Les raisons les plus fréquentes sont la succession déficitaire (lorsque les dettes dépassent l'actif) et les charges trop lourdes attachées au legs. Dans ces cas, le légataire peut estimer que l'acceptation du legs serait financièrement désavantageuse.
La renonciation libère le légataire de toute responsabilité à l'égard des dettes de la succession. Une fois la renonciation effectuée, le bien légué revient aux autres héritiers ou, à défaut, suit les règles de dévolution légale.
Lorsqu'une fondation ou une association est désignée comme légataire, elle peut également refuser le legs si celui-ci s'avère déficitaire ou si les charges prévues ne peuvent être assumées. Cette précaution permet de préserver les moyens consacrés aux missions d'intérêt général.
Pourquoi faire un legs à une association ou à une fondation ?
Faire un legs à une association ou à une fondation permet de transmettre tout ou partie de son patrimoine au service d'une cause d'intérêt général. Ce geste peut prolonger un engagement personnel, soutenir la recherche médicale, aider les personnes vulnérables, agir pour l'éducation, la culture, l'environnement ou toute autre cause qui a compté dans sa vie.
Le legs à une association ou à une fondation peut prendre les trois formes décrites précédemment : legs universel, legs à titre universel ou legs particulier. Le choix dépend de votre situation familiale, de votre patrimoine et de vos volontés.
Il est conseillé de se rapprocher de l'association ou de la fondation que vous souhaitez gratifier pour vous assurer qu'elle pourra bien faire face aux charges prévues et que vos volontés sont conformes à son objet. Cette démarche contribue à sécuriser votre projet et à donner toutes les chances à vos intentions d'être respectées.

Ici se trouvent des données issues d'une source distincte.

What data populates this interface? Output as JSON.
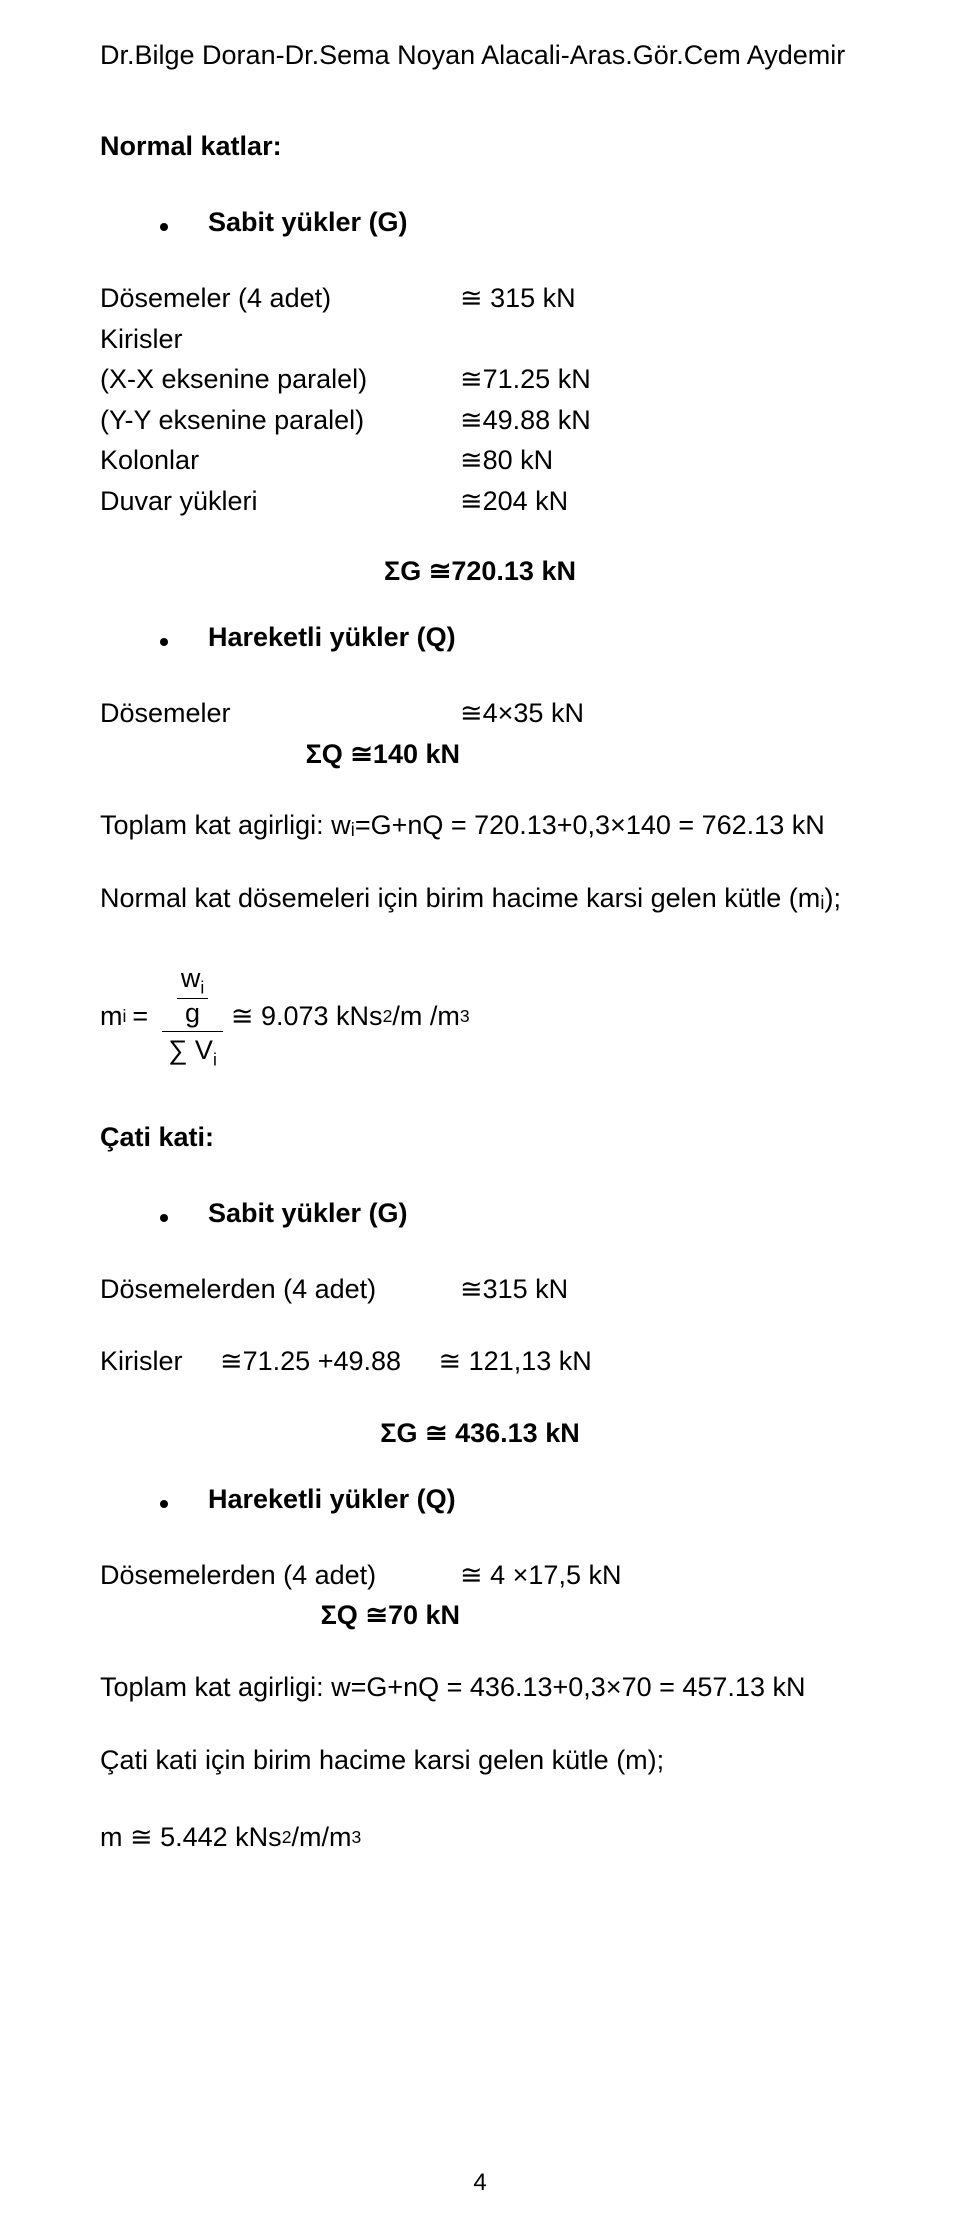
{
  "header": {
    "authors": "Dr.Bilge Doran-Dr.Sema Noyan Alacali-Aras.Gör.Cem Aydemir"
  },
  "normal": {
    "title": "Normal katlar:",
    "sabit_title": "Sabit yükler (G)",
    "rows": [
      {
        "label": "Dösemeler (4 adet)",
        "value": "≅ 315 kN"
      },
      {
        "label": "Kirisler",
        "value": ""
      },
      {
        "label": "(X-X eksenine paralel)",
        "value": "≅71.25 kN"
      },
      {
        "label": "(Y-Y eksenine paralel)",
        "value": "≅49.88 kN"
      },
      {
        "label": "Kolonlar",
        "value": "≅80 kN"
      },
      {
        "label": "Duvar yükleri",
        "value": "≅204 kN"
      }
    ],
    "sigmaG": "ΣG ≅720.13 kN",
    "hareketli_title": "Hareketli yükler (Q)",
    "q_rows": [
      {
        "label": "Dösemeler",
        "value": "≅4×35 kN"
      }
    ],
    "sigmaQ": "ΣQ ≅140 kN",
    "toplam": "Toplam kat agirligi: wᵢ=G+nQ = 720.13+0,3×140 = 762.13 kN",
    "mass_intro": "Normal kat dösemeleri için birim hacime karsi gelen kütle (mᵢ);",
    "formula": {
      "lhs_m": "m",
      "lhs_sub": "i",
      "num_w": "w",
      "num_sub": "i",
      "num_g": "g",
      "den_prefix": "∑ V",
      "den_sub": "i",
      "rhs": "≅ 9.073 kNs",
      "rhs_sup1": "2",
      "rhs_mid": " /m /m",
      "rhs_sup2": "3"
    }
  },
  "cati": {
    "title": "Çati kati:",
    "sabit_title": "Sabit yükler (G)",
    "rows": [
      {
        "label": "Dösemelerden (4 adet)",
        "value": "≅315 kN"
      }
    ],
    "kirisler_line": "Kirisler     ≅71.25 +49.88     ≅ 121,13 kN",
    "sigmaG": "ΣG ≅ 436.13 kN",
    "hareketli_title": "Hareketli yükler (Q)",
    "q_rows": [
      {
        "label": "Dösemelerden (4 adet)",
        "value": "≅ 4 ×17,5 kN"
      }
    ],
    "sigmaQ": "ΣQ ≅70 kN",
    "toplam": "Toplam kat agirligi: w=G+nQ = 436.13+0,3×70 = 457.13 kN",
    "mass_intro": "Çati kati için birim hacime karsi gelen kütle (m);",
    "formula": {
      "lhs": "m ≅ 5.442 kNs",
      "sup1": "2",
      "mid": " /m/m",
      "sup2": "3"
    }
  },
  "pageNumber": "4"
}
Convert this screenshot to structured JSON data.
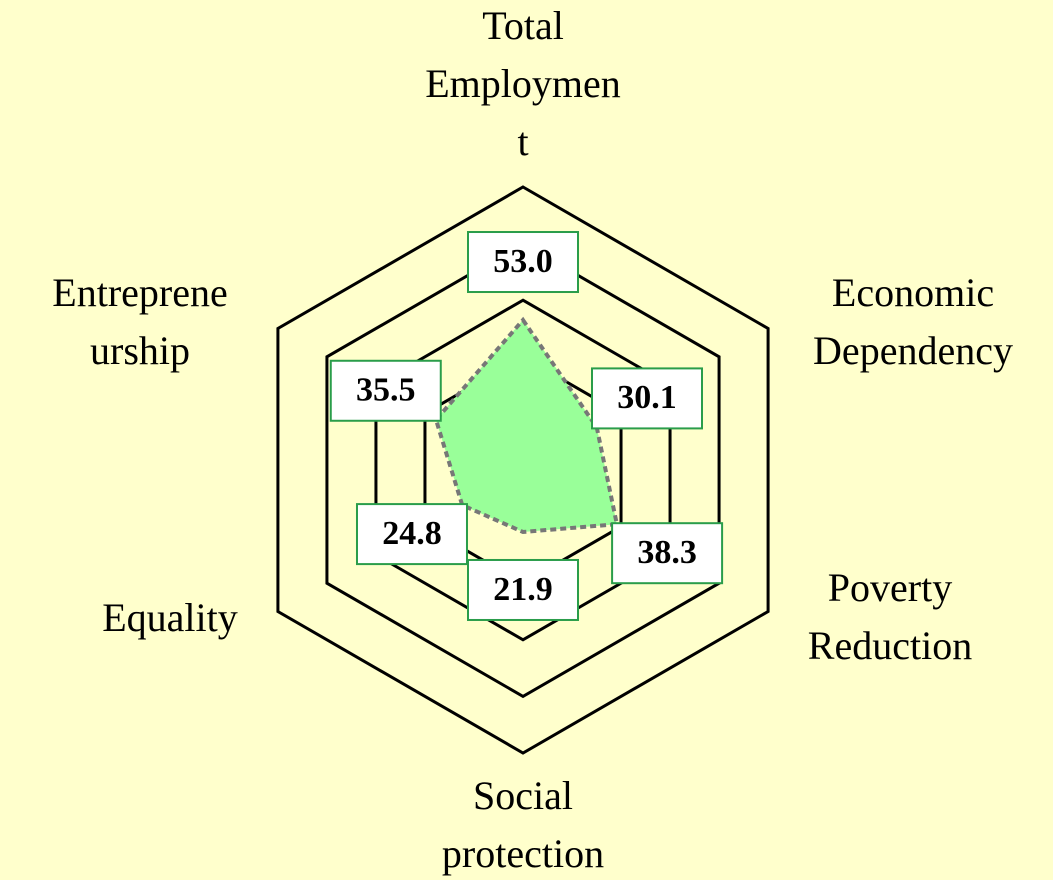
{
  "chart_data": {
    "type": "radar",
    "categories": [
      [
        "Total",
        "Employmen",
        "t"
      ],
      [
        "Economic",
        "Dependency"
      ],
      [
        "Poverty",
        "Reduction"
      ],
      [
        "Social",
        "protection"
      ],
      [
        "Equality"
      ],
      [
        "Entreprene",
        "urship"
      ]
    ],
    "values": [
      53.0,
      30.1,
      38.3,
      21.9,
      24.8,
      35.5
    ],
    "value_labels": [
      "53.0",
      "30.1",
      "38.3",
      "21.9",
      "24.8",
      "35.5"
    ],
    "color": "#99ff99",
    "ylim": [
      0,
      100
    ],
    "yticks": [
      20,
      40,
      60,
      80,
      100
    ],
    "grid": true
  }
}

Réussir une Succession peut vous accompagner dans la réflexion sur votre projet de transmission, en lien avec votre notaire si besoin.
Comment sécuriser son legs ?
Pour sécuriser un legs, il est recommandé de rédiger un testament clair, daté, précis et cohérent avec sa situation familiale.
Plusieurs précautions peuvent aider à éviter les contestations :
- Identifier précisément les bénéficiaires (nom, prénoms, date et lieu de naissance, adresse)
- Décrire clairement les biens légués (adresse complète pour un immeuble, description exacte pour un objet mobilier)
- Vérifier la réserve héréditaire et la quotité disponible pour éviter toute atteinte aux droits des héritiers réservataires
- Éviter les formulations ambiguës qui pourraient donner lieu à interprétation
- Anticiper les charges attachées au legs et vérifier qu'elles sont réalisables
- Informer, lorsque cela est utile, l'organisme bénéficiaire pour s'assurer qu'il pourra accepter le legs
- Faire conserver le testament par un notaire, qui l'inscrira au Fichier central des dispositions de dernières volontés (FCDDV)
Un testament bien rédigé et sécurisé permet de préserver ses dernières volontés et de faciliter le règlement de la succession.
Rappel important : cette simulation a une visée informative et ne remplace pas un acte notarié ni un conseil personnalisé. Toute décision en matière de legs doit être prise après consultation d'un notaire, seul professionnel habilité à sécuriser juridiquement vos volontés testamentaires.